Dans la construction et l’entretien des usines industrielles, la qualité de la soudure dépend de manière cruciale de la préparation du joint. ASME B31.3 (Tuyauterie de procédé) et ASME B31.1 (Tuyauterie électrique) définissent des exigences techniques précises pour la géométrie du chanfrein, les tolérances dimensionnelles et l’alignement des arêtes avant soudure. Le respect de ces exigences n’est pas une formalité : des erreurs dans la préparation du joint entraînent des défauts de coulée, de la porosité, des inclusions de scories et une réduction de la résistance mécanique du joint fini.
Portée : B31.3 et B31.1 en comparaison
Les deux critères s’appliquent à des contextes différents. L’ASME B31.3 (Tuyauterie de procédé) régule la tuyauterie de procédé dans les usines chimiques, pétrochimiques et de raffinage : elle couvre les fluides dangereux, la vapeur, les gaz et les liquides même dans des conditions de fonctionnement extrêmes, sur une large plage de pressions et de températures. L’ASME B31.1 (Tuyauterie électrique) couvre les tuyaux extérieurs des chaudières à vapeur, turbines, centrales thermoélectriques, en partant des points d’arrêt définis par la norme elle-même.
Les exigences de préparation conjointe dans les deux normes sont conceptuellement similaires mais diffèrent par certaines valeurs limites et tolérances. Pour toute application spécifique, il faut toujours se référer à l’édition de la norme requise par le client ou au code du bâtiment applicable.
Références réglementaires pour la préparation conjointe
Les principales références sont :
- ASME B31.3, Tuyauterie de procédé – section 328 (Exigences de soudage) et plus précisément 328.4 pour les exigences de jonction
- ASME B31.1, Conduiterie électrique – paragraphe 127 (Soudure, brasage et fusion)

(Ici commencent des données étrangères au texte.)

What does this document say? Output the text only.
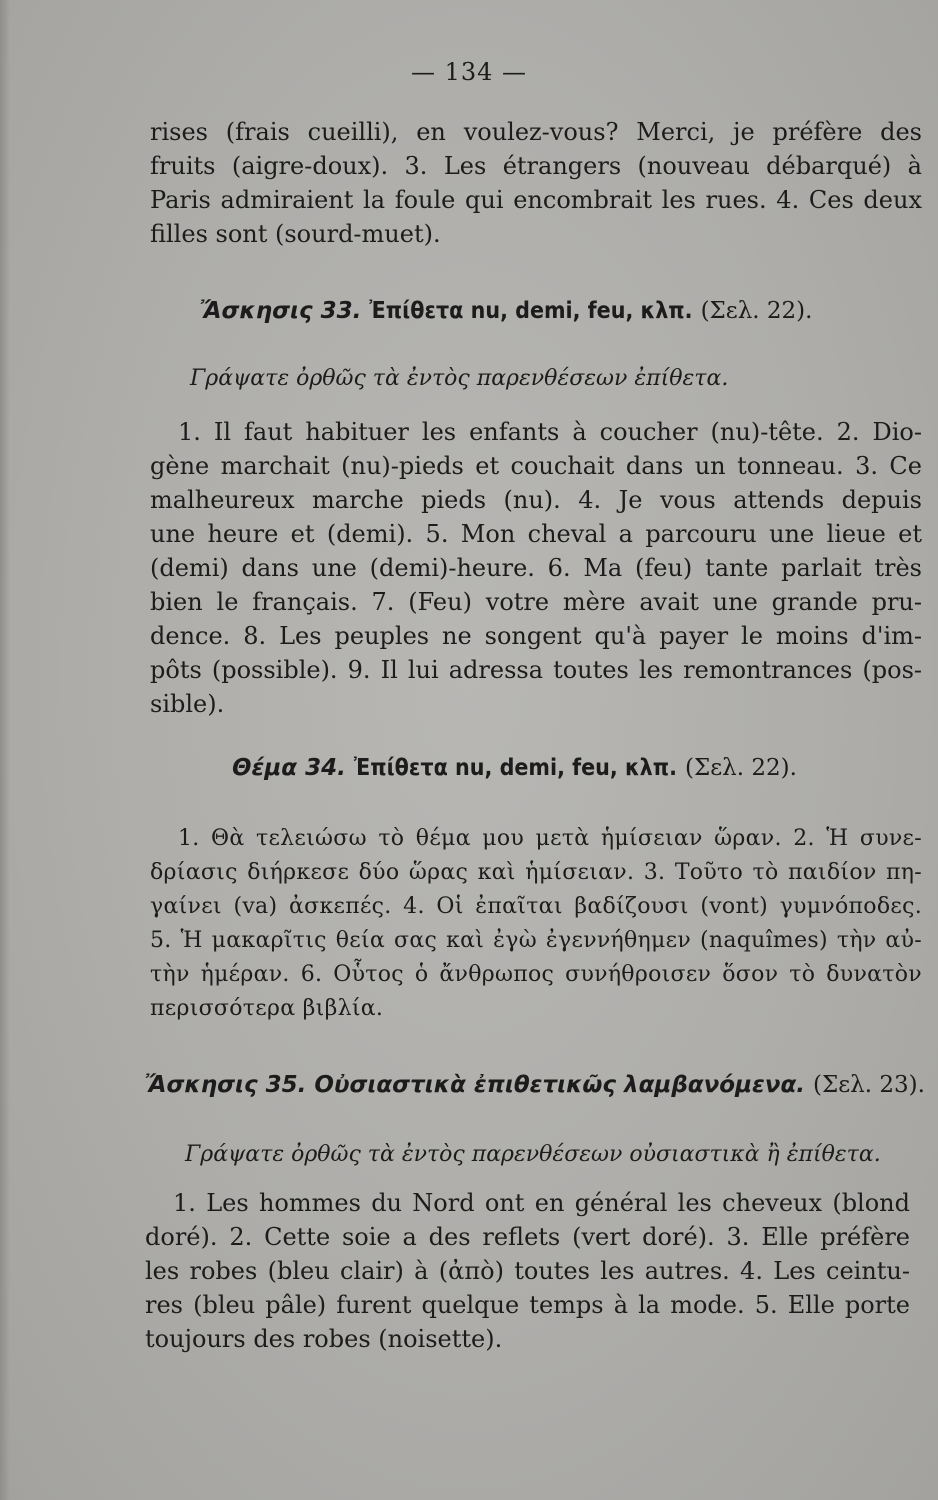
— 134 —
rises (frais cueilli), en voulez-vous? Merci, je préfère des
fruits (aigre-doux). 3. Les étrangers (nouveau débarqué) à
Paris admiraient la foule qui encombrait les rues. 4. Ces deux
filles sont (sourd-muet).
Ἄσκησις 33. Ἐπίθετα nu, demi, feu, κλπ. (Σελ. 22).
Γράψατε ὀρθῶς τὰ ἐντὸς παρενθέσεων ἐπίθετα.
1. Il faut habituer les enfants à coucher (nu)-tête. 2. Dio-
gène marchait (nu)-pieds et couchait dans un tonneau. 3. Ce
malheureux marche pieds (nu). 4. Je vous attends depuis
une heure et (demi). 5. Mon cheval a parcouru une lieue et
(demi) dans une (demi)-heure. 6. Ma (feu) tante parlait très
bien le français. 7. (Feu) votre mère avait une grande pru-
dence. 8. Les peuples ne songent qu'à payer le moins d'im-
pôts (possible). 9. Il lui adressa toutes les remontrances (pos-
sible).
Θέμα 34. Ἐπίθετα nu, demi, feu, κλπ. (Σελ. 22).
1. Θὰ τελειώσω τὸ θέμα μου μετὰ ἡμίσειαν ὥραν. 2. Ἡ συνε-
δρίασις διήρκεσε δύο ὥρας καὶ ἡμίσειαν. 3. Τοῦτο τὸ παιδίον πη-
γαίνει (va) ἀσκεπές. 4. Οἱ ἐπαῖται βαδίζουσι (vont) γυμνόποδες.
5. Ἡ μακαρῖτις θεία σας καὶ ἐγὼ ἐγεννήθημεν (naquîmes) τὴν αὐ-
τὴν ἡμέραν. 6. Οὗτος ὁ ἄνθρωπος συνήθροισεν ὅσον τὸ δυνατὸν
περισσότερα βιβλία.
Ἄσκησις 35. Οὐσιαστικὰ ἐπιθετικῶς λαμβανόμενα. (Σελ. 23).
Γράψατε ὀρθῶς τὰ ἐντὸς παρενθέσεων οὐσιαστικὰ ἢ ἐπίθετα.
1. Les hommes du Nord ont en général les cheveux (blond
doré). 2. Cette soie a des reflets (vert doré). 3. Elle préfère
les robes (bleu clair) à (ἀπὸ) toutes les autres. 4. Les ceintu-
res (bleu pâle) furent quelque temps à la mode. 5. Elle porte
toujours des robes (noisette).
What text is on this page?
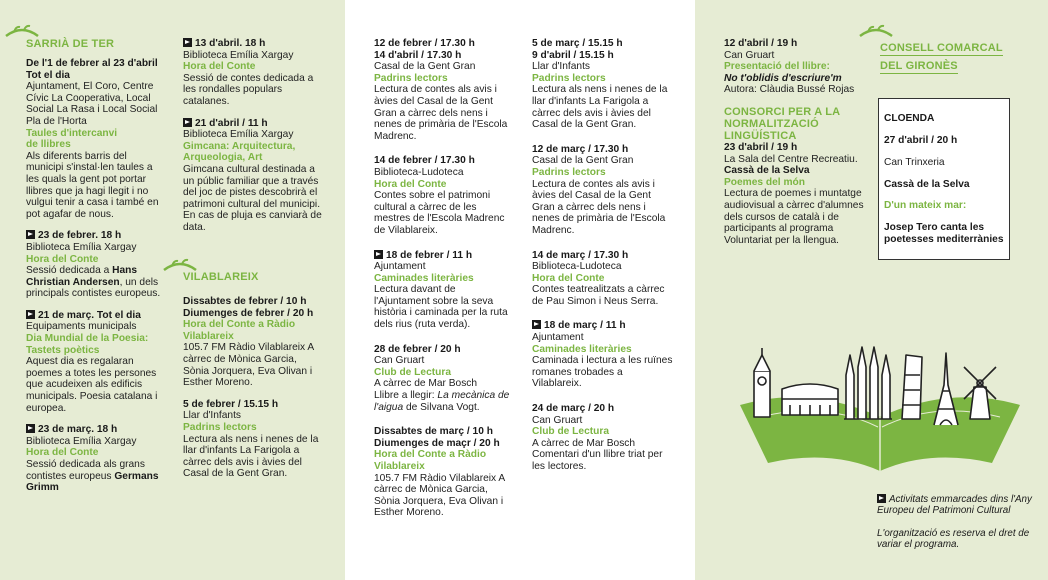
SARRIÀ DE TER

De l'1 de febrer al 23 d'abril

Tot el dia

Ajuntament, El Coro, Centre Cívic La Cooperativa, Local Social La Rasa i Local Social Pla de l'Horta

Taules d'intercanvi

de llibres

Als diferents barris del municipi s'instal·len taules a les quals la gent pot portar llibres que ja hagi llegit i no vulgui tenir a casa i també en pot agafar de nous.

23 de febrer. 18 h

Biblioteca Emília Xargay

Hora del Conte

Sessió dedicada a Hans Christian Andersen, un dels principals contistes europeus.

21 de març. Tot el dia

Equipaments municipals

Dia Mundial de la Poesia:

Tastets poètics

Aquest dia es regalaran poemes a totes les persones que acudeixen als edificis municipals. Poesia catalana i europea.

23 de març. 18 h

Biblioteca Emília Xargay

Hora del Conte

Sessió dedicada als grans contistes europeus Germans Grimm

13 d'abril. 18 h

Biblioteca Emília Xargay

Hora del Conte

Sessió de contes dedicada a les rondalles populars catalanes.

21 d'abril / 11 h

Biblioteca Emília Xargay

Gimcana: Arquitectura,

Arqueologia, Art

Gimcana cultural destinada a un públic familiar que a través del joc de pistes descobrirà el patrimoni cultural del municipi. En cas de pluja es canviarà de data.

VILABLAREIX

Dissabtes de febrer / 10 h

Diumenges de febrer / 20 h

Hora del Conte a Ràdio

Vilablareix

105.7 FM Ràdio Vilablareix A càrrec de Mònica Garcia, Sònia Jorquera, Eva Olivan i Esther Moreno.

5 de febrer / 15.15 h

Llar d'Infants

Padrins lectors

Lectura als nens i nenes de la llar d'infants La Farigola a càrrec dels avis i àvies del Casal de la Gent Gran.

12 de febrer / 17.30 h

14 d'abril / 17.30 h

Casal de la Gent Gran

Padrins lectors

Lectura de contes als avis i àvies del Casal de la Gent Gran a càrrec dels nens i nenes de primària de l'Escola Madrenc.

14 de febrer / 17.30 h

Biblioteca-Ludoteca

Hora del Conte

Contes sobre el patrimoni cultural a càrrec de les mestres de l'Escola Madrenc de Vilablareix.

18 de febrer / 11 h

Ajuntament

Caminades literàries

Lectura davant de l'Ajuntament sobre la seva història i caminada per la ruta dels rius (ruta verda).

28 de febrer / 20 h

Can Gruart

Club de Lectura

A càrrec de Mar Bosch

Llibre a llegir: La mecànica de l'aigua de Silvana Vogt.

Dissabtes de març / 10 h

Diumenges de maçr / 20 h

Hora del Conte a Ràdio

Vilablareix

105.7 FM Ràdio Vilablareix A càrrec de Mònica Garcia, Sònia Jorquera, Eva Olivan i Esther Moreno.

5 de març / 15.15 h

9 d'abril / 15.15 h

Llar d'Infants

Padrins lectors

Lectura als nens i nenes de la llar d'infants La Farigola a càrrec dels avis i àvies del Casal de la Gent Gran.

12 de març / 17.30 h

Casal de la Gent Gran

Padrins lectors

Lectura de contes als avis i àvies del Casal de la Gent Gran a càrrec dels nens i nenes de primària de l'Escola Madrenc.

14 de març / 17.30 h

Biblioteca-Ludoteca

Hora del Conte

Contes teatrealitzats a càrrec de Pau Simon i Neus Serra.

18 de març / 11 h

Ajuntament

Caminades literàries

Caminada i lectura a les ruïnes romanes trobades a Vilablareix.

24 de març / 20 h

Can Gruart

Club de Lectura

A càrrec de Mar Bosch Comentari d'un llibre triat per les lectores.

12 d'abril / 19 h

Can Gruart

Presentació del llibre:

No t'oblidis d'escriure'm

Autora: Clàudia Bussé Rojas

CONSORCI PER A LA

NORMALITZACIÓ

LINGÜÍSTICA

23 d'abril / 19 h

La Sala del Centre Recreatiu.

Cassà de la Selva

Poemes del món

Lectura de poemes i muntatge audiovisual a càrrec d'alumnes dels cursos de català i de participants al programa Voluntariat per la llengua.

CONSELL COMARCAL
DEL GIRONÈS

CLOENDA

27 d'abril / 20 h

Can Trinxeria

Cassà de la Selva

D'un mateix mar:

Josep Tero canta les poetesses mediterrànies

Activitats emmarcades dins l'Any Europeu del Patrimoni Cultural

L'organització es reserva el dret de variar el programa.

- ASME BPVC Section IX, Norme de qualification pour les procédures de soudage, brasage et fusion – pour la qualification des procédures de soudure applicables aux deux normes
- ASME B16.25, Extrémités de soudure bout à bout – pour les géométries standard de soudure à bout
Normes ASME et UNI : deux systèmes pour le même objectif
Les ASME B31.3 et B31.1 sont des codes américains adoptés à l’échelle internationale, en particulier par les clients pétroliers et gaziers, énergétiques et offshore avec des spécifications anglo-saxonnes. En Europe, la même question est régie par les normes UNI EN ISO : UNI EN ISO 9692 pour les géométries chanfreinées, UNI EN ISO 3834 pour les exigences de qualité du procédé de soudage, UNI EN 1090 pour les constructions métalliques. Les principes techniques de base – angles de biseau, hauteur de tête, alignement des arêtes – sont conceptuellement similaires, mais les valeurs de référence et les documents à consulter dans WPS et lors des inspections diffèrent entre les deux systèmes.
Types d’assemblage : soudure bout à bout et imbriquage
Les deux principaux types de joints autorisés par l’ASME B31.3 et B31.1 sont la soudure bout à bout et la soudure à douille.
Soudure bout à bout (butt weld)
La soudure à bout est applicable à tout diamètre. Au-delà de DN 50 (NPS 2 »), la soudure bout à bout est le choix prédominant et souvent le seul exigé par les spécifications de conception : ASME B31.3 n’interdit pas absolument les raccords imbriqués au-delà de NPS 2 », mais limite leur utilisation dans certains services (par exemple, fluides de catégorie M et services cycliques sévères), à tel point que la plupart des spécifications de l’entreprise excluent les soudures à douille pour des diamètres supérieurs à NPS 2 ». La géométrie du chanfrein (angle, hauteur du talon, profil du nez) doit respecter la norme ASME B16.25 pour les extrémités soudées bout bout des raccords et des tuyaux.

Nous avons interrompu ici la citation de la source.